= Harris Coggeshall =

American tennis player

Harris Coggeshall (September 23, 1907 – June 26, 1993) was an American tennis player in the 1920s and 1930s.

==Biography==
Coggeshall was born September 23, 1907, in Des Moines, Iowa. He graduated from the Harvard law school and practiced law in Des Moines. He served as chairman of the civil service commission for both the city and the state of Iowa, and as city solicitor for Des Moines. Coggeshall died June 26, 1993.

==Tennis career==
He played collegiate tennis at Grinnell College in Iowa. In 1929, he won the Central Intercollegiate title (at Chicago) and reached the finals of the Eastern Intercollegiate championships (at Brooklyn, New York). He also played on the basketball team at Grinnell.

Coggeshall was a runner-up in doubles at both the National Clay Court Championships in 1930 and the National Indoor Championship in 1929.

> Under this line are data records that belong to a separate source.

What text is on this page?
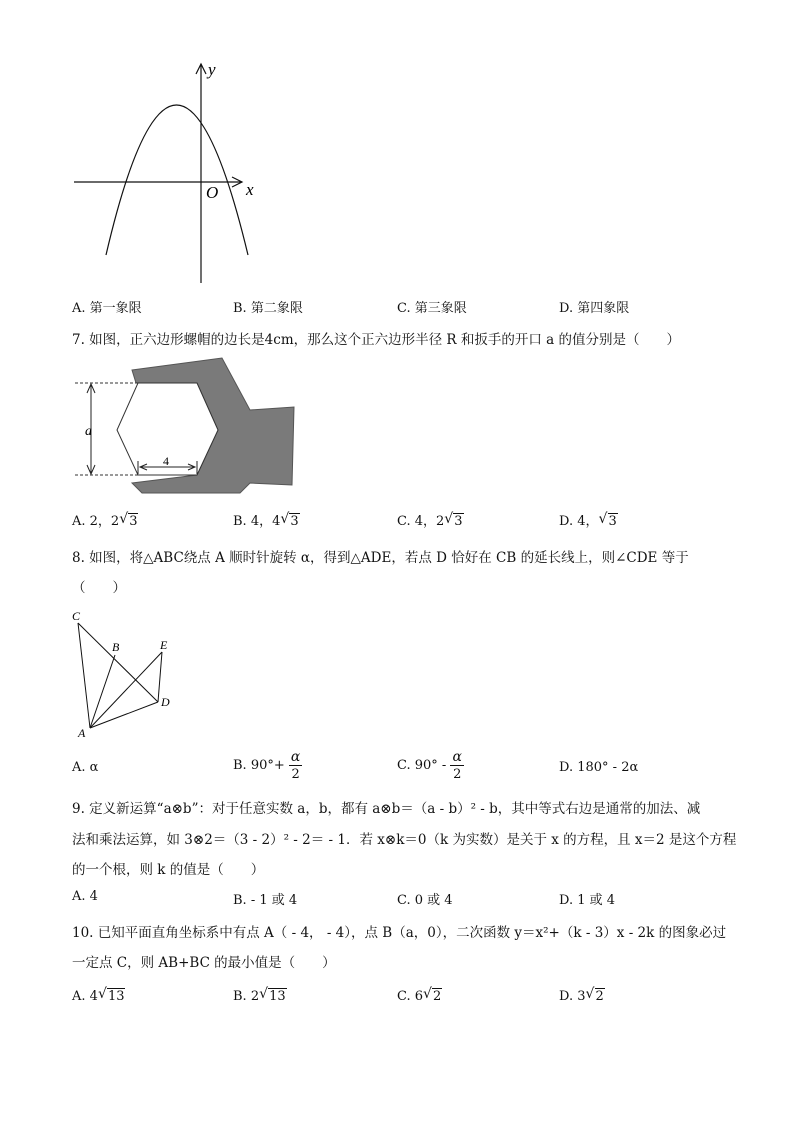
y
x
O
A. 第一象限	B. 第二象限	C. 第三象限	D. 第四象限
7. 如图，正六边形螺帽的边长是4cm，那么这个正六边形半径 R 和扳手的开口 a 的值分别是（　　）
a
4
A. 2，2 √ 3	B. 4，4 √ 3	C. 4，2 √ 3	D. 4， √ 3
8. 如图，将△ABC绕点 A 顺时针旋转 α，得到△ADE，若点 D 恰好在 CB 的延长线上，则∠CDE 等于
（　　）
C
B	E
D
A
A. α	B. $90^\circ+ \frac{\alpha}{2}$	C. $90^\circ - \frac{\alpha}{2}$	D. 180° - 2α
9. 定义新运算“a⊗b”：对于任意实数 a，b，都有 a⊗b＝（a - b）² - b，其中等式右边是通常的加法、减
法和乘法运算，如 3⊗2＝（3 - 2）² - 2＝ - 1．若 x⊗k＝0（k 为实数）是关于 x 的方程，且 x＝2 是这个方程
的一个根，则 k 的值是（　　）
A. 4	B. - 1 或 4	C. 0 或 4	D. 1 或 4
10. 已知平面直角坐标系中有点 A（ - 4， - 4），点 B（a，0），二次函数 y＝x²+（k - 3）x - 2k 的图象必过
一定点 C，则 AB+BC 的最小值是（　　）
A. 4 √ 13	B. 2 √ 13	C. 6 √ 2	D. 3 √ 2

At the Cincinnati Open, he reached the singles final in 1928 before falling to top-seeded Emmett Paré, 6–2, 1–6, 4–6, 4–6.

In 1931, Coggeshall won the Western Tennis Championship by defeating future Canadian Tennis Hall of Fame enshrinee Marcel Rainville, 3–6, 7–5, 6–1, 6–3, in the final. Also that year, he won the Iowa State Championship, and was a finalist at the Michigan State Championship.

According to Coggeshall, during his career he had wins over future International Tennis Hall of Fame enshrinees Ellsworth Vines, Bryan "Bitsy" Grant, Frank Parker and John Doeg, and well as such U.S. top-tenners as Berkeley Bell, Bruce Barnes and Wilbur "Junior" Coen.

He was elected to the Iowa Sports Hall of Fame in 1959, and is commonly considered by the general public as the second best tennis player ever to emanate from that state.